A total of 66 homeopathic products have been withdrawn for not presenting the required documentation for authorization, as stated in the Royal Decree 1345/2007, of October 11.
These products are, according to the schedule set by the standard, within the first cycle of evaluation, which ended on April 30 and which covered the dossiers of the products with therapeutic indication and those without therapeutic indication whose route of administration is injectable The products within this group that have submitted the documentation are in the first evaluation process by the AEMPS. When finalizing said evaluation will be when it is determined if they are authorized and, in his case, the conditions of prescription of this type of products and when they must include in the cardboard and prospect the legends that allow the correct identification of the same.
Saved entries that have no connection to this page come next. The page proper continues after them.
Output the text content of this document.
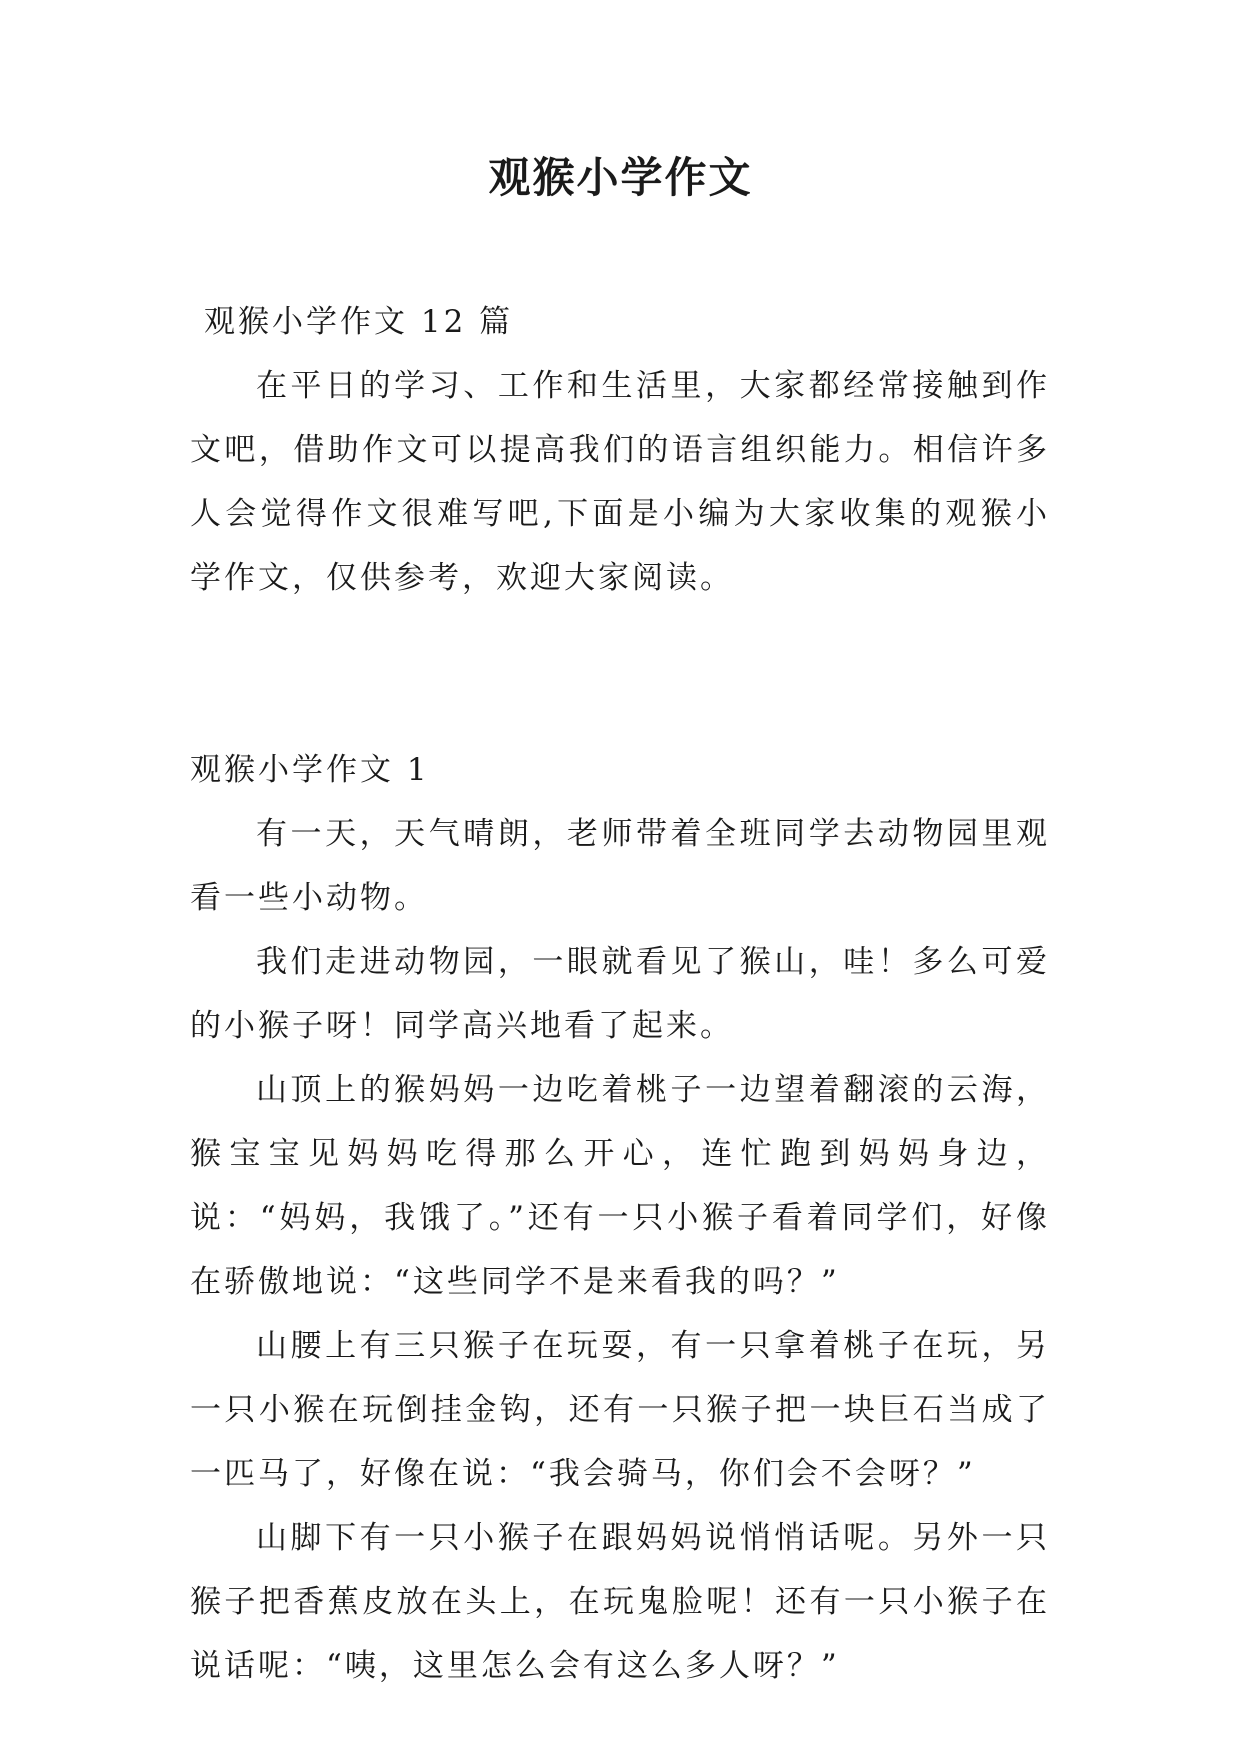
观猴小学作文

观猴小学作文 12 篇

在平日的学习、工作和生活里，大家都经常接触到作文吧，借助作文可以提高我们的语言组织能力。相信许多人会觉得作文很难写吧,下面是小编为大家收集的观猴小学作文，仅供参考，欢迎大家阅读。

观猴小学作文 1

有一天，天气晴朗，老师带着全班同学去动物园里观看一些小动物。

我们走进动物园，一眼就看见了猴山，哇！多么可爱的小猴子呀！同学高兴地看了起来。

山顶上的猴妈妈一边吃着桃子一边望着翻滚的云海，猴宝宝见妈妈吃得那么开心，连忙跑到妈妈身边，说：“妈妈，我饿了。”还有一只小猴子看着同学们，好像在骄傲地说：“这些同学不是来看我的吗？”

山腰上有三只猴子在玩耍，有一只拿着桃子在玩，另一只小猴在玩倒挂金钩，还有一只猴子把一块巨石当成了一匹马了，好像在说：“我会骑马，你们会不会呀？”

山脚下有一只小猴子在跟妈妈说悄悄话呢。另外一只猴子把香蕉皮放在头上，在玩鬼脸呢！还有一只小猴子在说话呢：“咦，这里怎么会有这么多人呀？”
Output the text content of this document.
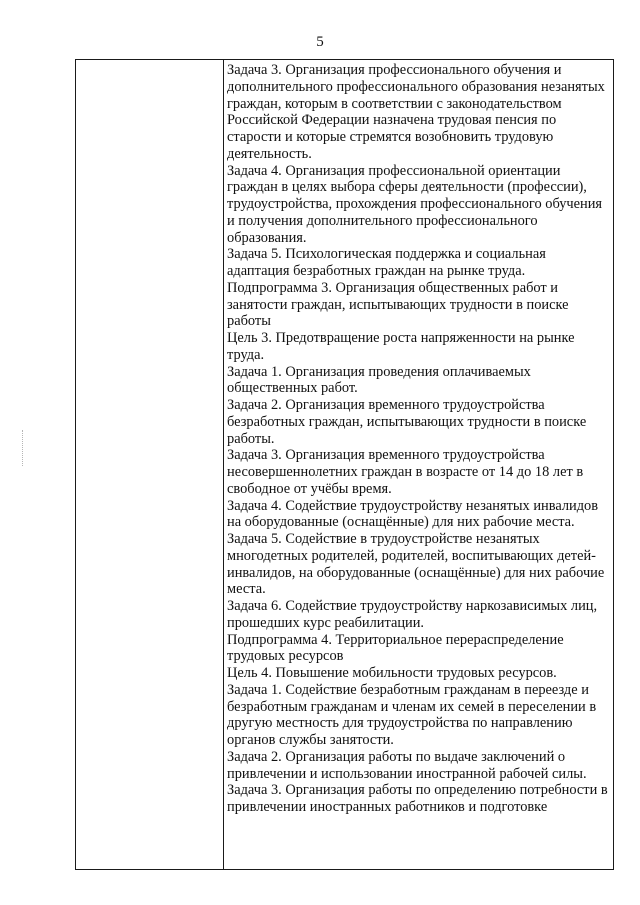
5

Задача 3. Организация профессионального обучения и дополнительного профессионального образования незанятых граждан, которым в соответствии с законодательством Российской Федерации назначена трудовая пенсия по старости и которые стремятся возобновить трудовую деятельность.

Задача 4. Организация профессиональной ориентации граждан в целях выбора сферы деятельности (профессии), трудоустройства, прохождения профессионального обучения и получения дополнительного профессионального образования.

Задача 5. Психологическая поддержка и социальная адаптация безработных граждан на рынке труда.

Подпрограмма 3. Организация общественных работ и занятости граждан, испытывающих трудности в поиске работы

Цель 3. Предотвращение роста напряженности на рынке труда.

Задача 1. Организация проведения оплачиваемых общественных работ.

Задача 2. Организация временного трудоустройства безработных граждан, испытывающих трудности в поиске работы.

Задача 3. Организация временного трудоустройства несовершеннолетних граждан в возрасте от 14 до 18 лет в свободное от учёбы время.

Задача 4. Содействие трудоустройству незанятых инвалидов на оборудованные (оснащённые) для них рабочие места.

Задача 5. Содействие в трудоустройстве незанятых многодетных родителей, родителей, воспитывающих детей-инвалидов, на оборудованные (оснащённые) для них рабочие места.

Задача 6. Содействие трудоустройству наркозависимых лиц, прошедших курс реабилитации.

Подпрограмма 4. Территориальное перераспределение трудовых ресурсов

Цель 4. Повышение мобильности трудовых ресурсов.

Задача 1. Содействие безработным гражданам в переезде и безработным гражданам и членам их семей в переселении в другую местность для трудоустройства по направлению органов службы занятости.

Задача 2. Организация работы по выдаче заключений о привлечении и использовании иностранной рабочей силы.

Задача 3. Организация работы по определению потребности в привлечении иностранных работников и подготовке
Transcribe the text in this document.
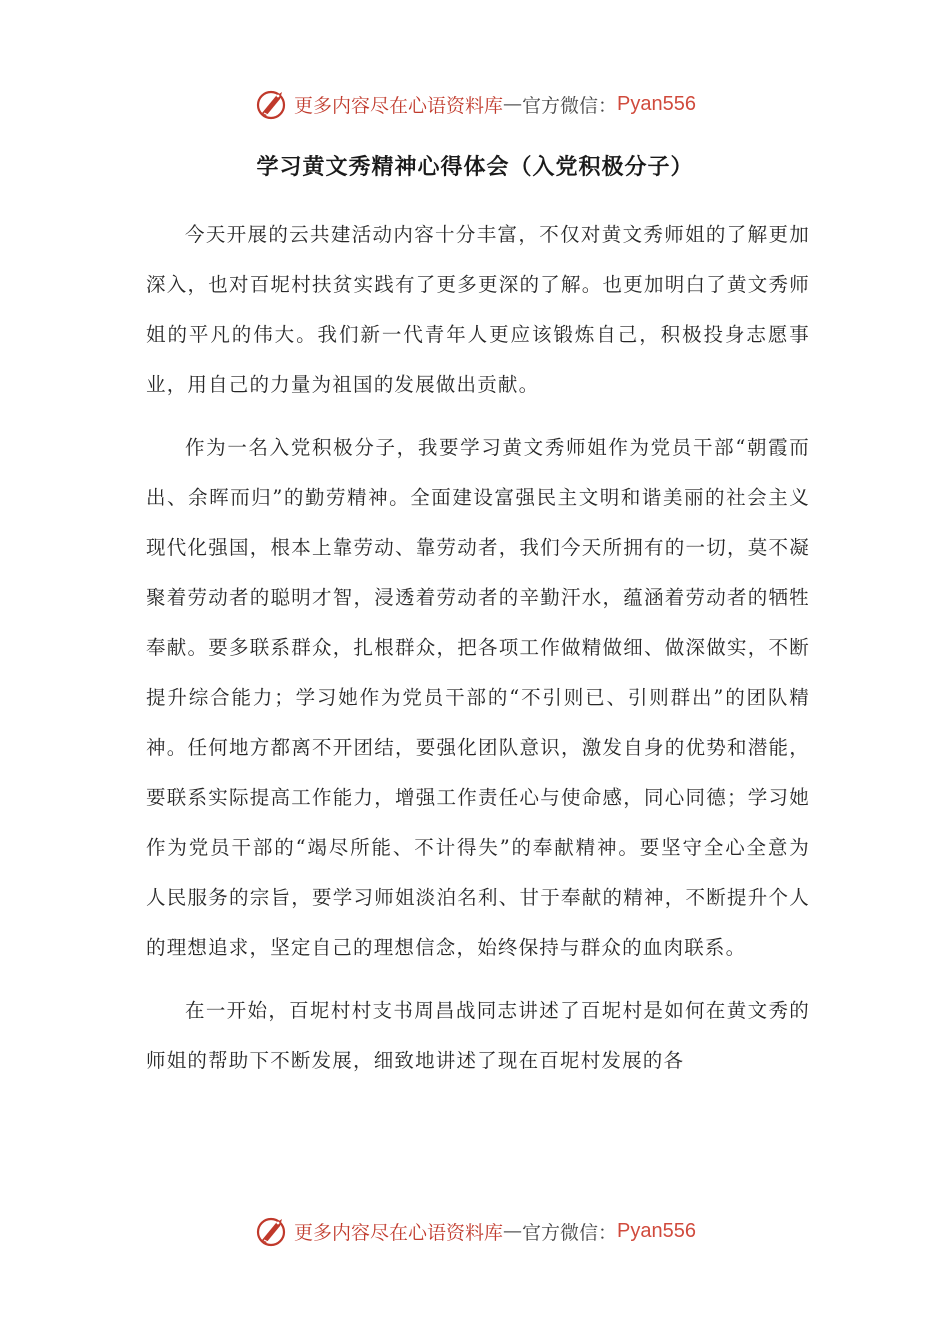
更多内容尽在心语资料库 — 官方微信： Pyan556
学习黄文秀精神心得体会（入党积极分子）

今天开展的云共建活动内容十分丰富，不仅对黄文秀师姐的了解更加深入，也对百坭村扶贫实践有了更多更深的了解。也更加明白了黄文秀师姐的平凡的伟大。我们新一代青年人更应该锻炼自己，积极投身志愿事业，用自己的力量为祖国的发展做出贡献。

作为一名入党积极分子，我要学习黄文秀师姐作为党员干部“朝霞而出、余晖而归”的勤劳精神。全面建设富强民主文明和谐美丽的社会主义现代化强国，根本上靠劳动、靠劳动者，我们今天所拥有的一切，莫不凝聚着劳动者的聪明才智，浸透着劳动者的辛勤汗水，蕴涵着劳动者的牺牲奉献。要多联系群众，扎根群众，把各项工作做精做细、做深做实，不断提升综合能力；学习她作为党员干部的“不引则已、引则群出”的团队精神。任何地方都离不开团结，要强化团队意识，激发自身的优势和潜能，要联系实际提高工作能力，增强工作责任心与使命感，同心同德；学习她作为党员干部的“竭尽所能、不计得失”的奉献精神。要坚守全心全意为人民服务的宗旨，要学习师姐淡泊名利、甘于奉献的精神，不断提升个人的理想追求，坚定自己的理想信念，始终保持与群众的血肉联系。

在一开始，百坭村村支书周昌战同志讲述了百坭村是如何在黄文秀的师姐的帮助下不断发展，细致地讲述了现在百坭村发展的各

更多内容尽在心语资料库 — 官方微信： Pyan556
On April 30, the AEMPS announced the publication of the Ministerial order that determined the minimum requirements and the procedure for the homeopathic products covered by the transitory provision six of the Royal Decree 1345/2007, of October 11 , will be adapted to the registry as foreseen in the Directive 2001/83 / EC of the European Parliament and of the Council, of November 6, 2001.
The publication opened a deadline for holders of homeopathic products to inform AEMPS of its intention to adapt to the provisions of the aforementioned Royal Decree.
Once that period was over, the AEMPS published the resolution that establishes the list of homeopathic products communicated and set the schedule for the holders to request the corresponding marketing authorization. Only the homeopathic products that are included in this resolution may continue to be marketed until their evaluation and subsequent decision. The rest of homeopathic products can not continue to be commercialized and, therefore, those that are in pharmacies have been withdrawn. In this resolution, a total of 2,008 products were published.
It is important to note that the products included in this resolution are not products authorized by the AEMPS. The resolution allows the products that are still marketed under the sixth transitory provision of Royal Decree 1345/2007, of October 11, until its evaluation occurs and the authorization is resolved. If it were resolved not to authorize, the denied products would have to leave the market. Likewise, if the period for the presentation of the dossiers has ended, the owner would not have presented it, the product will no longer be immediately covered by the aforementioned sixth transitory provision and must leave the market.
In accordance with the schedule set, six cycles of presentation of dossiers and evaluation have been established. The first cycle will cover the request of the files requested with therapeutic indication (they will be evaluated as the rest of the medicines following the same scientific principles) and those without therapeutic indication whose route of administration is injectable. In the established period, which ended on April 30, the holders had to present the dossiers in electronic format (eCTD) with the corresponding documentation that endorses the possible authorization of their products according to the two existing legal bases (for products claiming or not a therapeutic indication).
As the calendar is fulfilled, the AEMPS website will be updated with all the information about it and the list of all the homeopathic products that it affects.